Agora se você reparar, eu disse que Evangelion é um dos animes mais importantes de todos os tempos, não necessariamente o melhor. Por mais que eu ame o conceito, os personagens e as cenas, não tem como não abordar o elefante branco na sala: o anime é uma puta de uma bagunça, misturando na mesma panela um diretor que estava numa crise profunda de depressão (como dá pra notar) com problemas sérios de relacionamento com o estúdio, envolvendo até mesmo desfalques financeiros que a Gainax teve que se explicar com a Receita Federal japonesa algum tempo depois.

Agora imagine, apenas imagine, se Evangelion fosse feito adequadamente. Com calma, com o orçamento e a liberdade criativa que o diretor precisava. Alias o próprio diretor não é mais um novato deprimido, agora é um profissional com mais de 40 anos de carreira que entende muito mais que a sua versão mais jovem não apenas sobre o seu oficio, mas sobre a vida, o universo e tudo mais.


Imagina uma versão de Evangelion que tira a gordura das coisas constrangedoramente anos 90 (a Asuka foi praticamente refeita do zero e agora é um personagem legal, graças a Lilith) e foca em desenvolver o que era realmente o ponto da história. Imagine deixar a bagunça que foi o terço final da série e recontar essa história com a maturidade e um certo otimismo de quem sobreviveu a varias crises de depressão, para saber que enquanto as coisas podem ser terriveis e opressivas, eventualmente você sobrevive a isso e o mundo não é tão ruim assim.

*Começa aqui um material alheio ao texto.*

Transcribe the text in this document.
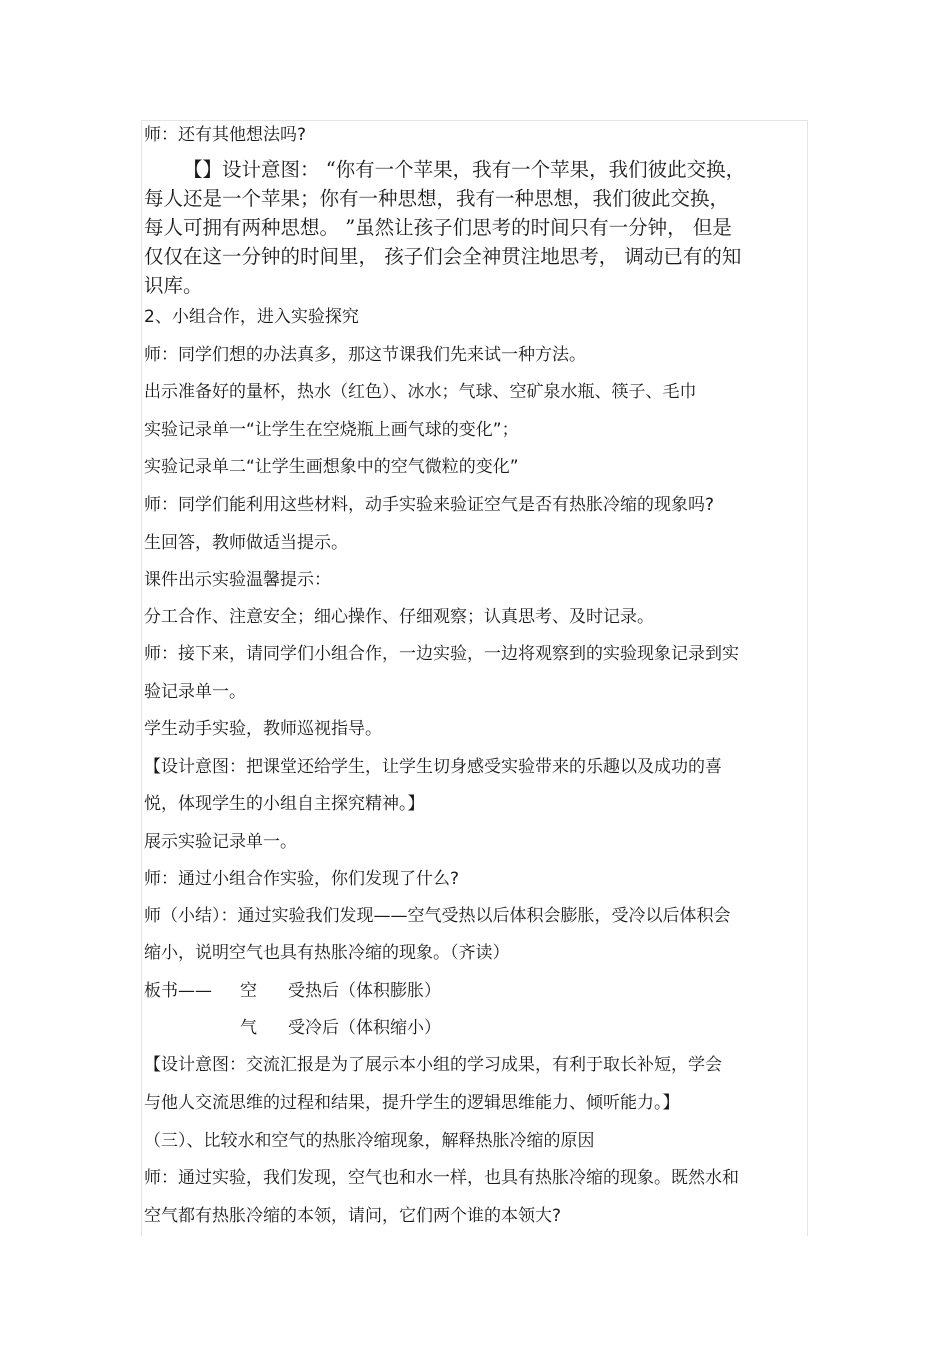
师：还有其他想法吗?
【】设计意图： “你有一个苹果，我有一个苹果，我们彼此交换，
每人还是一个苹果；你有一种思想，我有一种思想，我们彼此交换，
每人可拥有两种思想。 ”虽然让孩子们思考的时间只有一分钟， 但是
仅仅在这一分钟的时间里， 孩子们会全神贯注地思考， 调动已有的知
识库。
2、小组合作，进入实验探究
师：同学们想的办法真多，那这节课我们先来试一种方法。
出示准备好的量杯，热水（红色）、冰水；气球、空矿泉水瓶、筷子、毛巾
实验记录单一“让学生在空烧瓶上画气球的变化”；
实验记录单二“让学生画想象中的空气微粒的变化”
师：同学们能利用这些材料，动手实验来验证空气是否有热胀冷缩的现象吗?
生回答，教师做适当提示。
课件出示实验温馨提示：
分工合作、注意安全；细心操作、仔细观察；认真思考、及时记录。
师：接下来，请同学们小组合作，一边实验，一边将观察到的实验现象记录到实
验记录单一。
学生动手实验，教师巡视指导。
【设计意图：把课堂还给学生，让学生切身感受实验带来的乐趣以及成功的喜
悦，体现学生的小组自主探究精神。】
展示实验记录单一。
师：通过小组合作实验，你们发现了什么?
师（小结）：通过实验我们发现——空气受热以后体积会膨胀，受冷以后体积会
缩小，说明空气也具有热胀冷缩的现象。（齐读）
板书—— 空 受热后（体积膨胀）
气 受冷后（体积缩小）
【设计意图：交流汇报是为了展示本小组的学习成果，有利于取长补短，学会
与他人交流思维的过程和结果，提升学生的逻辑思维能力、倾听能力。】
（三）、比较水和空气的热胀冷缩现象，解释热胀冷缩的原因
师：通过实验，我们发现，空气也和水一样，也具有热胀冷缩的现象。既然水和
空气都有热胀冷缩的本领，请问，它们两个谁的本领大?
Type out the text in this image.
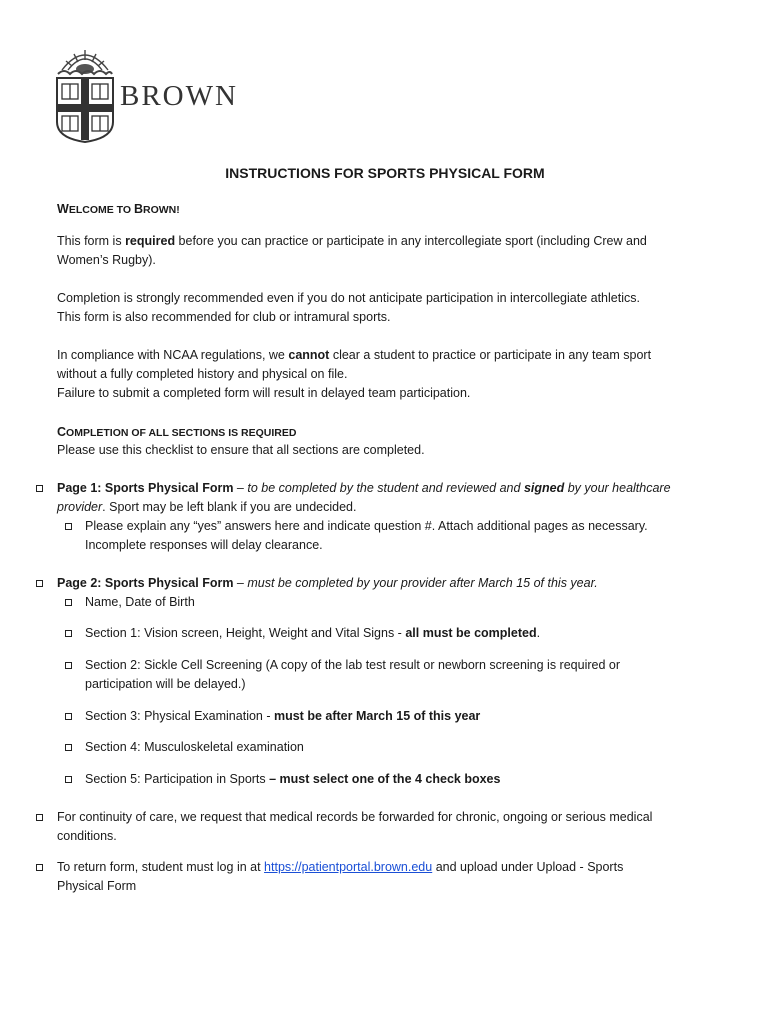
BROWN
INSTRUCTIONS FOR SPORTS PHYSICAL FORM
WELCOME TO BROWN!
This form is required before you can practice or participate in any intercollegiate sport (including Crew and
Women’s Rugby).
Completion is strongly recommended even if you do not anticipate participation in intercollegiate athletics.
This form is also recommended for club or intramural sports.
In compliance with NCAA regulations, we cannot clear a student to practice or participate in any team sport
without a fully completed history and physical on file.
Failure to submit a completed form will result in delayed team participation.
COMPLETION OF ALL SECTIONS IS REQUIRED
Please use this checklist to ensure that all sections are completed.
Page 1: Sports Physical Form – to be completed by the student and reviewed and signed by your healthcare
provider. Sport may be left blank if you are undecided.
Please explain any “yes” answers here and indicate question #. Attach additional pages as necessary.
Incomplete responses will delay clearance.
Page 2: Sports Physical Form – must be completed by your provider after March 15 of this year.
Name, Date of Birth
Section 1: Vision screen, Height, Weight and Vital Signs - all must be completed.
Section 2: Sickle Cell Screening (A copy of the lab test result or newborn screening is required or
participation will be delayed.)
Section 3: Physical Examination - must be after March 15 of this year
Section 4: Musculoskeletal examination
Section 5: Participation in Sports – must select one of the 4 check boxes
For continuity of care, we request that medical records be forwarded for chronic, ongoing or serious medical
conditions.
To return form, student must log in at https://patientportal.brown.edu and upload under Upload - Sports
Physical Form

A série de filmes Rebuild of Evangelion ainda é Evangelion em sua raíz: espere depressão, robos gigantes que não são robos enfrentando abominações lovecraftianas, fanservice e muitos termos religiosos jogados em cima de uma história de ficção cientifica a beira do incompreensível. Com efeito, provavelmente você não vai entender a maior parte das coisas que é dito, apenas pegar uma vaga noção do que elas querem dizer - e está tudo bem, Evangelion é suposto ser assim mesmo.

E é aqui que está a coisa realmente importante: em todos esses anos, eu finalmente entendi sobre o que Evangelion é. Veja, Evangelion não é sobre robos gigantes, não é aliens, não é sobre bullshit pseudo-religioso, não é sobre nada disso. É apenas e simplesmente sobre pessoas quebradas tentando fazer o melhor que elas podem em um mundo que elas não entendem completamente. Como eu e você estamos fazendo agora, e faremos até o fim de nossos dias. Fazer o melhor que pode ser feito em um mundo que constantemente está te jogando bolas curvas. É sobre isso que Evangelion é, e é sobre isso que Evangelion sempre foi no fim das contas.



Mas tem algo novo nessa equação: agora também é uma história sobre otimismo, sobre empatia e esperança. É a história contada por alguém que apanhou severamente para a depressão por anos e anos e anos, mas que de alguma forma sobreviveu e que agora olha para trás com um sorriso cansado, marcado pelos golpes da vida, mas não menos um sorriso por conta disso. 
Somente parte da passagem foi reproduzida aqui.